Straightforward Draft Sets The Seattle Seahawks Up For Future Success

Ben McCarty | Oregon Sports News

The Seattle Seahawks entered last weekend’s NFL draft with a mid-first-round pick and a checklist of needs.

They came out the other side of the draft with a franchise player in the middle of the defense, and most of their list was checked off.

It was one of the duller drafts in recent Seahawks history, executed with all the flair of a trip to the grocery store. Still, it set up the Seahawks for immediate success under new coach Mike Macdonald and longtime general manager John Schneider.

Coming into the draft, the Seahawks’ checklist included solidifying the defensive line, solidifying the offensive line, rebuilding the defensive secondary, and maybe finding their quarterback of the future. They came out of the draft with nearly every critical item checked.
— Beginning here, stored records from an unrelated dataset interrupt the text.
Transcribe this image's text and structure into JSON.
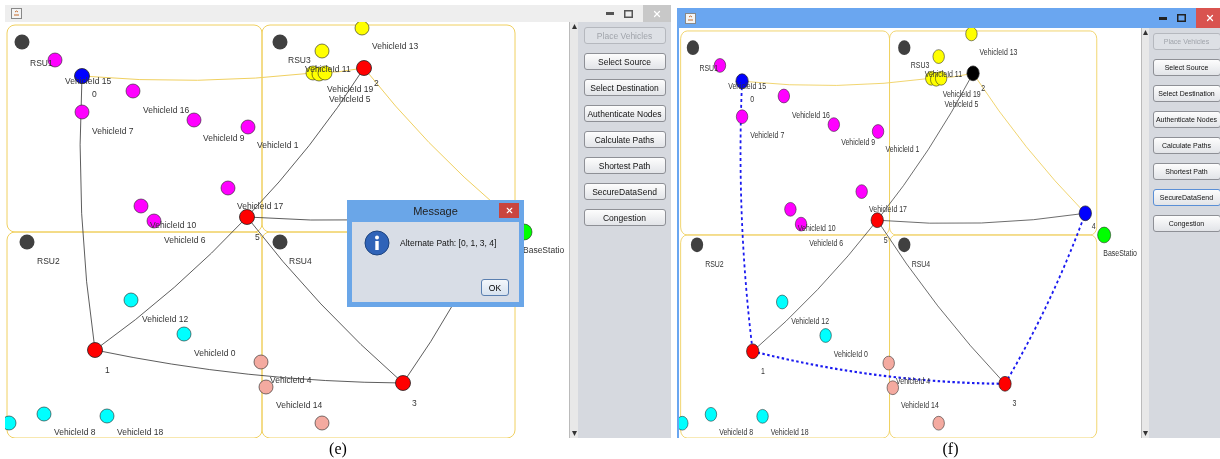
{
  "panels": [
    {
      "caption": "(e)",
      "window": {
        "active": false
      },
      "buttons": [
        {
          "label": "Place Vehicles",
          "disabled": true,
          "focused": false
        },
        {
          "label": "Select Source",
          "disabled": false,
          "focused": false
        },
        {
          "label": "Select Destination",
          "disabled": false,
          "focused": false
        },
        {
          "label": "Authenticate Nodes",
          "disabled": false,
          "focused": false
        },
        {
          "label": "Calculate Paths",
          "disabled": false,
          "focused": false
        },
        {
          "label": "Shortest Path",
          "disabled": false,
          "focused": false
        },
        {
          "label": "SecureDataSend",
          "disabled": false,
          "focused": false
        },
        {
          "label": "Congestion",
          "disabled": false,
          "focused": false
        }
      ],
      "nodes": [
        {
          "kind": "rsu",
          "color": "#404040",
          "label": "RSU1"
        },
        {
          "kind": "vehicle",
          "color": "#ff00ff"
        },
        {
          "kind": "router",
          "color": "#0000ff",
          "label": "VehicleId 15",
          "number": "0"
        },
        {
          "kind": "vehicle",
          "color": "#ff00ff",
          "label": "VehicleId 16"
        },
        {
          "kind": "vehicle",
          "color": "#ff00ff",
          "label": "VehicleId 7"
        },
        {
          "kind": "vehicle",
          "color": "#ff00ff",
          "label": "VehicleId 9"
        },
        {
          "kind": "vehicle",
          "color": "#ff00ff",
          "label": "VehicleId 1"
        },
        {
          "kind": "vehicle",
          "color": "#ff00ff"
        },
        {
          "kind": "vehicle",
          "color": "#ff00ff",
          "label": "VehicleId 10"
        },
        {
          "kind": "vehicle",
          "color": "#ff00ff",
          "label": "VehicleId 6"
        },
        {
          "kind": "router",
          "color": "#ff0000",
          "label": "VehicleId 17",
          "number": "5"
        },
        {
          "kind": "rsu",
          "color": "#404040",
          "label": "RSU3"
        },
        {
          "kind": "vehicle",
          "color": "#ffff00"
        },
        {
          "kind": "vehicle",
          "color": "#ffff00",
          "label": "VehicleId 13"
        },
        {
          "kind": "vehicle",
          "color": "#ffff00",
          "label": "VehicleId 11"
        },
        {
          "kind": "vehicle",
          "color": "#ffff00",
          "label": "VehicleId 19"
        },
        {
          "kind": "vehicle",
          "color": "#ffff00",
          "label": "VehicleId 5"
        },
        {
          "kind": "router",
          "color": "#ff0000",
          "number": "2"
        },
        {
          "kind": "base",
          "color": "#00ff00",
          "label": "BaseStatio"
        },
        {
          "kind": "rsu",
          "color": "#404040",
          "label": "RSU2"
        },
        {
          "kind": "rsu",
          "color": "#404040",
          "label": "RSU4"
        },
        {
          "kind": "vehicle",
          "color": "#00ffff",
          "label": "VehicleId 12"
        },
        {
          "kind": "vehicle",
          "color": "#00ffff",
          "label": "VehicleId 0"
        },
        {
          "kind": "router",
          "color": "#ff0000",
          "number": "1"
        },
        {
          "kind": "vehicle",
          "color": "#f4aaa0",
          "label": "VehicleId 4"
        },
        {
          "kind": "vehicle",
          "color": "#f4aaa0",
          "label": "VehicleId 14"
        },
        {
          "kind": "router",
          "color": "#ff0000",
          "number": "3"
        },
        {
          "kind": "vehicle",
          "color": "#00ffff"
        },
        {
          "kind": "vehicle",
          "color": "#00ffff",
          "label": "VehicleId 8"
        },
        {
          "kind": "vehicle",
          "color": "#00ffff",
          "label": "VehicleId 18"
        },
        {
          "kind": "vehicle",
          "color": "#f4aaa0"
        }
      ],
      "edges": [
        {
          "kind": "road"
        },
        {
          "kind": "road"
        },
        {
          "kind": "road"
        },
        {
          "kind": "link"
        },
        {
          "kind": "link"
        },
        {
          "kind": "link"
        },
        {
          "kind": "link"
        },
        {
          "kind": "link"
        },
        {
          "kind": "link"
        },
        {
          "kind": "link"
        }
      ],
      "dialog": {
        "title": "Message",
        "message": "Alternate Path: [0, 1, 3, 4]",
        "button": "OK"
      }
    },
    {
      "caption": "(f)",
      "window": {
        "active": true
      },
      "buttons": [
        {
          "label": "Place Vehicles",
          "disabled": true,
          "focused": false
        },
        {
          "label": "Select Source",
          "disabled": false,
          "focused": false
        },
        {
          "label": "Select Destination",
          "disabled": false,
          "focused": false
        },
        {
          "label": "Authenticate Nodes",
          "disabled": false,
          "focused": false
        },
        {
          "label": "Calculate Paths",
          "disabled": false,
          "focused": false
        },
        {
          "label": "Shortest Path",
          "disabled": false,
          "focused": false
        },
        {
          "label": "SecureDataSend",
          "disabled": false,
          "focused": true
        },
        {
          "label": "Congestion",
          "disabled": false,
          "focused": false
        }
      ],
      "nodes": [
        {
          "kind": "rsu",
          "color": "#404040",
          "label": "RSU1"
        },
        {
          "kind": "vehicle",
          "color": "#ff00ff"
        },
        {
          "kind": "router",
          "color": "#0000ff",
          "label": "VehicleId 15",
          "number": "0"
        },
        {
          "kind": "vehicle",
          "color": "#ff00ff",
          "label": "VehicleId 16"
        },
        {
          "kind": "vehicle",
          "color": "#ff00ff",
          "label": "VehicleId 7"
        },
        {
          "kind": "vehicle",
          "color": "#ff00ff",
          "label": "VehicleId 9"
        },
        {
          "kind": "vehicle",
          "color": "#ff00ff",
          "label": "VehicleId 1"
        },
        {
          "kind": "vehicle",
          "color": "#ff00ff"
        },
        {
          "kind": "vehicle",
          "color": "#ff00ff",
          "label": "VehicleId 10"
        },
        {
          "kind": "vehicle",
          "color": "#ff00ff",
          "label": "VehicleId 6"
        },
        {
          "kind": "router",
          "color": "#ff0000",
          "label": "VehicleId 17",
          "number": "5"
        },
        {
          "kind": "rsu",
          "color": "#404040",
          "label": "RSU3"
        },
        {
          "kind": "vehicle",
          "color": "#ffff00"
        },
        {
          "kind": "vehicle",
          "color": "#ffff00",
          "label": "VehicleId 13"
        },
        {
          "kind": "vehicle",
          "color": "#ffff00",
          "label": "VehicleId 11"
        },
        {
          "kind": "vehicle",
          "color": "#ffff00",
          "label": "VehicleId 19"
        },
        {
          "kind": "vehicle",
          "color": "#ffff00",
          "label": "VehicleId 5"
        },
        {
          "kind": "router",
          "color": "#000000",
          "number": "2"
        },
        {
          "kind": "base",
          "color": "#00ff00",
          "label": "BaseStatio"
        },
        {
          "kind": "rsu",
          "color": "#404040",
          "label": "RSU2"
        },
        {
          "kind": "rsu",
          "color": "#404040",
          "label": "RSU4"
        },
        {
          "kind": "vehicle",
          "color": "#00ffff",
          "label": "VehicleId 12"
        },
        {
          "kind": "vehicle",
          "color": "#00ffff",
          "label": "VehicleId 0"
        },
        {
          "kind": "router",
          "color": "#ff0000",
          "number": "1"
        },
        {
          "kind": "vehicle",
          "color": "#f4aaa0",
          "label": "VehicleId 4"
        },
        {
          "kind": "vehicle",
          "color": "#f4aaa0",
          "label": "VehicleId 14"
        },
        {
          "kind": "router",
          "color": "#ff0000",
          "number": "3"
        },
        {
          "kind": "vehicle",
          "color": "#00ffff"
        },
        {
          "kind": "vehicle",
          "color": "#00ffff",
          "label": "VehicleId 8"
        },
        {
          "kind": "vehicle",
          "color": "#00ffff",
          "label": "VehicleId 18"
        },
        {
          "kind": "vehicle",
          "color": "#f4aaa0"
        },
        {
          "kind": "router",
          "color": "#0000ff",
          "number": "4"
        }
      ],
      "edges": [
        {
          "kind": "road"
        },
        {
          "kind": "road"
        },
        {
          "kind": "road"
        },
        {
          "kind": "path"
        },
        {
          "kind": "link"
        },
        {
          "kind": "link"
        },
        {
          "kind": "link"
        },
        {
          "kind": "link"
        },
        {
          "kind": "path"
        },
        {
          "kind": "path"
        }
      ]
    }
  ]
}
The Seahawks, along with a ton of other teams, were attempting to find their quarterback of the future in this draft. The Seahawks reportedly inquired about moving up into the top ten to grab a quarterback but rightfully balked at the price. They will likely be better for it in the long run. No. 1 overall pick Caleb Williams of USC earned the right to become the latest quarterback to get ground down physically, emotionally, and spiritually by the Chicago Bears. Following that pick, many of the teams simply lost their minds. If you are capable of gripping a football, taking a three-step drop, and throwing it, you were probably picked in the top 15 picks of the draft. In a normal year, Michael Penix of Washington, Bo Nix of Oregon, and JJ McCarthy of Michigan probably have the ceiling of a second-round draft pick. This was not a normal year. All of them were off the board before the Seahawks even got to pick.

With most of the teams in front of them going coo-coo for quarterbacks, the Seahawks wisely stayed put and grabbed the best interior defender in the draft in Byron Murphy II at the No. 16 pick. He will be an unquestioned day-one starter for the Seahawks and provide an imposing presence in the middle of the defensive line. With their next pick, in the third round, the Seahawks grabbed another player who figures to be a day-one starter in offensive lineman Christian Hayes from UConn.

They found another probable starter in fourth-round tight end AJ Barner from Michigan. Barner will help in blocking upfront and figures to fill departed tight end Will Dissly’s shoes. Over the rest of the draft, the Seahawks focused on filling in a variety of other needs while focusing on the upside. Tyrice Knight, a linebacker from UTEP, along with cornerbacks Nehemiah Pritchet and D.J James from Auburn, both fit that mold. Both are raw talents who may eventually transition to safety to help the team bolster its depth at that position. The Seahawks also picked up guards Sataoa Laumea from Utah and Michael Jerel out of Finley.

Jerel, in particular, is an intriguing pick. At 6’5, 294, he’s tall and relatively thin for an offensive line prospect; he also came from an unheralded program and was projected to go undrafted potentially. However, without a seventh-round pick, the Seahawks grabbed him with their final pick in the draft. The team could have traded down out of the pick and likely picked up maybe a seventh-round pick, but then they would have gambled on potentially not getting the player they wanted, either because another team grabbed him before their new pick came up or because another team signed him as an undrafted free agent. It was the same strategy the Falcons went with in drafting Penix: Grab the player you want now instead of gambling that he could be available later. However, by using a sixth-round pick, instead of the No. 6 overall, on such a move, the Seahawks have much lower stakes if their bet doesn’t pan out.

Over the final decade of Pete Carroll’s tenure as coach, the Seahawks often experimented with the draft. After their heralded drafts of the early 2010s, the Seahawks turned to using their draft picks to trade for established players, such as Percy Harvin, Jimmy Graham, Jamal Adams, and Duane Brown, to keep the competitive window open. Once their core began aging out, the Seahawks often zigged when they projected to zag. Sometimes, that strategy netted them franchise centerpieces such as Devon Witherspoon. Other times, it netted them Rashaad Penny.

The first draft of the MacDonald era signaled a return to the early days of John Schneider’s tenure as GM—identifying a need, drafting the best players available, and plugging guys into their spots. While this draft class may not rival 2010 or 2012, it certainly goes a long way toward establishing the team’s new identity while filling some obvious gaps from last year.

Whether the return to non-nonsense drafting can return the team to a similar peak to its early 2010s draft remains to be seen, but the 2024 draft certainly seems to be setting the team up for another climb up the NFL ladder.